Reactive astrocytes are a defining feature of Alzheimer's disease (AD) neuropathology and are strongly
correlated with cognitive decline in AD. However, mechanisms controlling astrocyte reactivity are not well
understood. Recent studies have identified a form of reactive astrocyte induced by inflammatory activation
(“inflammatory reactivity”, a.k.a. “A1” reactivity) that may play a role in AD. Inflammatory reactive astrocytes are
characterized by loss of normal homeostatic functions such as phagocytosis of CNS substrates as well as gain
of neurotoxic properties. Importantly, they are found in a mouse model of AD as well as normal aged mice.
Furthermore, human post-mortem AD brains are enriched for astrocytes expressing a marker of inflammatory
reactivity. To elucidate mechanisms controlling inflammatory reactivity and its functional outputs in human
astrocytes, in my preliminary work I implemented pooled CRISPRi loss-of-function screening in human iPSC-
derived astrocytes (iAstros). From a preliminary screen, I identified myosin phosphatase as a potential regulator
of the decreased phagocytic activity in inflammatory astrocytes. Furthermore, I leveraged existing astrocyte
RNA-seq datasets to infer transcriptional regulators of inflammatory reactivity. In my first aim, I propose to
determine how regulation of myosin phosphatase leads to decreased phagocytosis in inflammatory reactive
astrocytes. In my second aim, I propose integrate genome-wide CRISPRi screening and coexpression analysis
of existing astrocyte RNA-seq datasets to discover cellular pathways controlling inflammatory reactivity, followed
by connecting these pathways to functional outputs of astrocyte reactivity. My sponsor Dr. Martin Kampmann,
who co-developed the CRISPRi screening technology, and my co-sponsor Dr. Sergio Baranzini, an expert in
neuroinflammation and the integration and analysis of transcriptomic datasets, are ideally positioned to support
my proposed research. Furthermore, my collaborator Dr. Erik Ullian is an expert on the differentiation of high-
quality astrocytes from human iPSCs, which further supports the feasibility of the proposed work. In addition to
my two sponsors and my collaborator Dr. Ullian, I will also receive mentorship from Dr. Aimee Kao, a physician-
scientist and practicing neurologist with whom I will undergo longitudinal clinical training in neurology, and Dr.

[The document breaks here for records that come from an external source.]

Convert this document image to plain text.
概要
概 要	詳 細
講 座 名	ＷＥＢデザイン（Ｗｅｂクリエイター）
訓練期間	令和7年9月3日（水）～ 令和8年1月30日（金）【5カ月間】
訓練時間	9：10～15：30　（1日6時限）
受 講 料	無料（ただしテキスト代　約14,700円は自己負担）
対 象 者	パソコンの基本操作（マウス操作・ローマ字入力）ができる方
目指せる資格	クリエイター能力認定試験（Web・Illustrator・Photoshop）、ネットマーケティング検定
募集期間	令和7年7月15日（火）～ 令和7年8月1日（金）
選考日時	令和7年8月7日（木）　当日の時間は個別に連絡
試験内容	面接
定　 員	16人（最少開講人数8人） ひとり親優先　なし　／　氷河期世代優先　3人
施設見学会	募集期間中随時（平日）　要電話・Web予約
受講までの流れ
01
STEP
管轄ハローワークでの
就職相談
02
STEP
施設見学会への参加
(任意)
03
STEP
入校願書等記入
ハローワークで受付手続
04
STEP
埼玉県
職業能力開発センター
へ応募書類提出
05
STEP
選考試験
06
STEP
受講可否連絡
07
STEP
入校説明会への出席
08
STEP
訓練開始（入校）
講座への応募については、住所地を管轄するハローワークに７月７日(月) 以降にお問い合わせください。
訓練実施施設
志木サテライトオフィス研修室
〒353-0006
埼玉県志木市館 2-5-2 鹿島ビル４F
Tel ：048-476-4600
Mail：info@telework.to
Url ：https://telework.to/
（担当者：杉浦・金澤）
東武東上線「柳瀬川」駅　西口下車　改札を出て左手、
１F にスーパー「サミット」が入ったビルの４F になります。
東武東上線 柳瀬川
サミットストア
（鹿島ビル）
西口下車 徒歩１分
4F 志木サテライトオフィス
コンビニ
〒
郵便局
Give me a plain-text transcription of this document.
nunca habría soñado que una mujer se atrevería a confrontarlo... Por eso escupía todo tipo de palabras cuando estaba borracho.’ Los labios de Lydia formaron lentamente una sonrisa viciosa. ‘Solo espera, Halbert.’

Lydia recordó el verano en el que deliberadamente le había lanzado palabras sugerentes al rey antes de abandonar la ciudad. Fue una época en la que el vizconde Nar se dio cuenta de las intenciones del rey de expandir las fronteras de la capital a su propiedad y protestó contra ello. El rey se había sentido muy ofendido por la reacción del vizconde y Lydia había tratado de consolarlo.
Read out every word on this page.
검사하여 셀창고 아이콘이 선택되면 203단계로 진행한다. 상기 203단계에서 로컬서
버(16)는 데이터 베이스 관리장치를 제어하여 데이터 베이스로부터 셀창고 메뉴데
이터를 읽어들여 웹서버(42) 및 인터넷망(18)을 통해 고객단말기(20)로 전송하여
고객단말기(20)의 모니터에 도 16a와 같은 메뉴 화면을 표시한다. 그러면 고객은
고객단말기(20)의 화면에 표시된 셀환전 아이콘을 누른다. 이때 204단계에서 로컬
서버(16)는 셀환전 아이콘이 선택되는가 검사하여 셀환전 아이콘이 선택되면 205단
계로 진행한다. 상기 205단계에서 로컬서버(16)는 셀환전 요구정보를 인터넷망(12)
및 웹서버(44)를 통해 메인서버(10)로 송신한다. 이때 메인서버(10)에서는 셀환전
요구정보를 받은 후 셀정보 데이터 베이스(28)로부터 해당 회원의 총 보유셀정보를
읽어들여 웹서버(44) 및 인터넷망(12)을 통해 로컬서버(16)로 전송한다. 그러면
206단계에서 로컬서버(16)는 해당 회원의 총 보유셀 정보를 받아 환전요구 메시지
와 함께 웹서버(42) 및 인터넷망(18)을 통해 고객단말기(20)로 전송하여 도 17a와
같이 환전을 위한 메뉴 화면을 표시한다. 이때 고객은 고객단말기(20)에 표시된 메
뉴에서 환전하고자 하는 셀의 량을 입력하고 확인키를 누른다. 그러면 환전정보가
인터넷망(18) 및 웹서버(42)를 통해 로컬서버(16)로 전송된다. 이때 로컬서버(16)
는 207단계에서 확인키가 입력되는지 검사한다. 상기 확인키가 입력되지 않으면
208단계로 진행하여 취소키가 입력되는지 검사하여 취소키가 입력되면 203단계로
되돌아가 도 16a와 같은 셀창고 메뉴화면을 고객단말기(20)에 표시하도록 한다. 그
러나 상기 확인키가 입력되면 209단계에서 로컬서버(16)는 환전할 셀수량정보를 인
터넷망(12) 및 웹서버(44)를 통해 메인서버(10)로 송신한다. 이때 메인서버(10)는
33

Bruce Conklin, a global leader in iPSC-based technologies and genome surgery. Overall, the work proposed in
this fellowship should contribute towards the development of drugs that can selectively modulate different
functional outputs of astrocyte reactivity for the treatment of AD. Furthermore, through this work I will develop
expertise in uncovering disease mechanisms with iPSC-derived models and functional genomics which will
strengthen my training as a physician-scientist.